Early Pliocene marine transgression into the lower Colorado River valley, southwestern USA, by re-flooding of a former tidal strait
Author(s) -
Rebecca J. Dorsey,
Juan C. Braga,
Kevin Gardner,
Brennan O’Connell
Publication year - 2022
Publication title -
special publication - geological society of london/geological society, london, special publications
Language(s) - English
Resource type - Journals
SCImago Journal Rank - 0.673
H-Index - 132
eISSN - 2041-4927
pISSN - 0305-8719
DOI - 10.1144/sp523-2021-57
Subject(s) - geology , marine transgression , grainstone , oceanography , reef , sedimentary rock , terrigenous sediment , paleontology , facies , structural basin
Marine straits and seaways are known to host a wide range of sedimentary processes and products, but the role of marine connections in the development of large river systems remains little studied. This study explores a hypothesis that shallow-marine waters flooded the lower Colorado River valley at c. 5 Ma along a fault-controlled former tidal strait, soon after the river was first integrated into the northern Gulf of California. The upper bioclastic member of the southern Bouse Formation provides a critical test of this hypothesis.
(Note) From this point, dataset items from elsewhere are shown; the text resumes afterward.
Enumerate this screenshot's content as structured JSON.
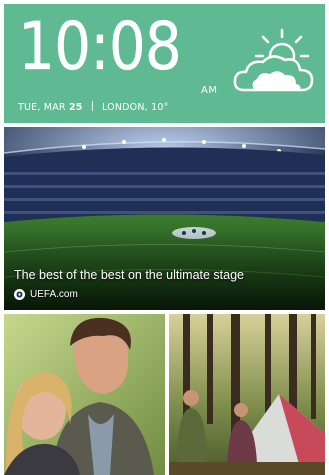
{
  "clock": {
    "time": "10:08",
    "ampm": "AM",
    "day": "TUE, MAR",
    "date": "25",
    "location_temp": "LONDON, 10°"
  },
  "weather": {
    "icon": "partly-cloudy-icon"
  },
  "story": {
    "headline": "The best of the best on the ultimate stage",
    "source": "UEFA.com"
  },
  "photos": [
    {
      "name": "couple-photo"
    },
    {
      "name": "camping-photo"
    }
  ],
  "colors": {
    "clock_background": "#5fba93",
    "text": "#ffffff"
  }
}
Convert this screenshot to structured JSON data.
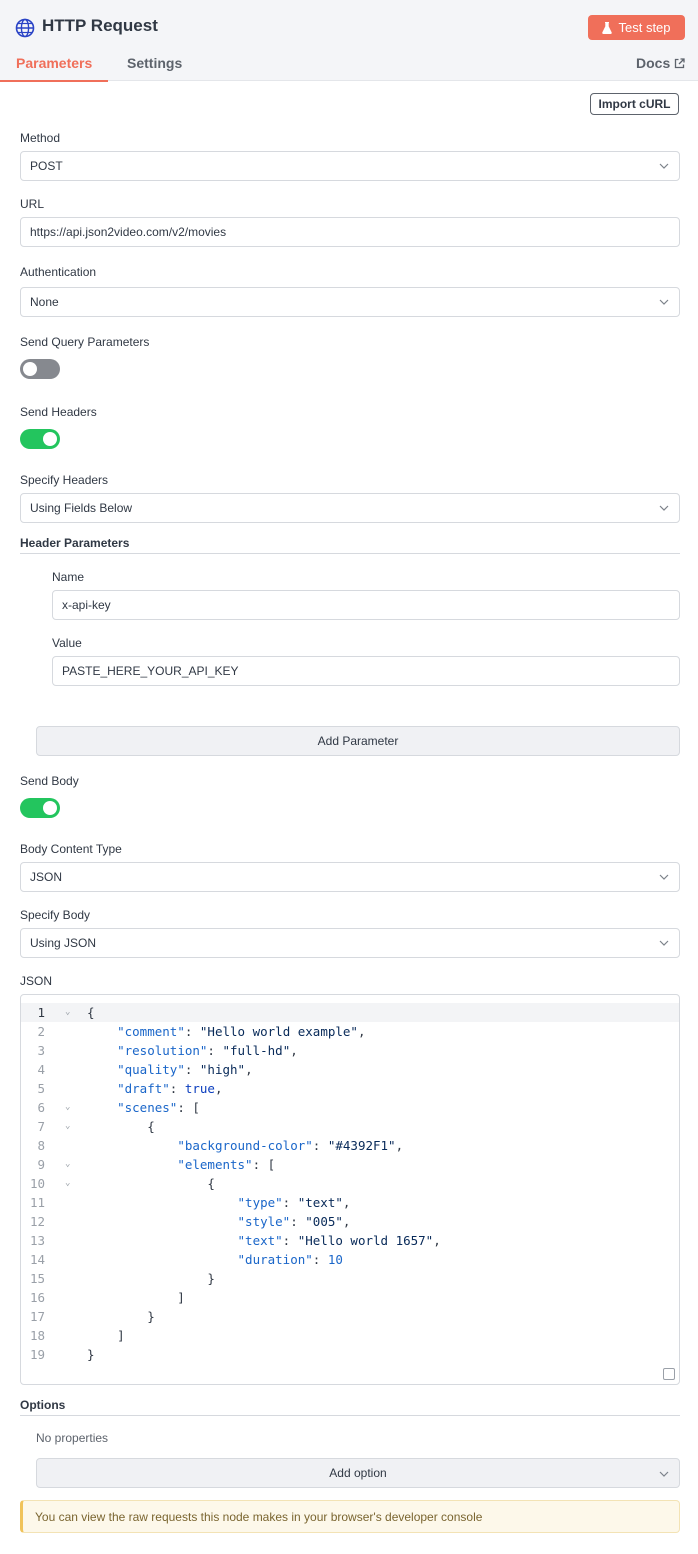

The upper bioclastic member contains wave ripple-laminated bioclastic grainstone with minor red mudstone, pebbly grainstone with hummocky cross-stratification (HCS)-like stratification and symmetrical gravelly ripples, and calcareous-matrix conglomerate. Fossils include upward-branching segmented coralline-like red algae with no known modern relatives but confirmed as marine calcareous algae, echinoid spines, barnacles, shallow-marine foraminifers, clams, and serpulid worm tubes. These results provide evidence for deposition in a shallow-marine bay or estuary seaward of the transgressive backstepping Colorado River delta. Tsunamis generated by seismic and meteorological sources likely produced the HCS-like and wave-ripple cross-bedding in poorly-sorted gravelly grainstone. Marine waters inundated a former tidal strait within a fault-bounded tectonic lowland that connected the lower Colorado River to the Gulf of California. Delta backstepping and transgression resulted from a decrease in sediment output due to sediment trapping in upstream basins and relative sea-level rise produced by regional tectonic subsidence.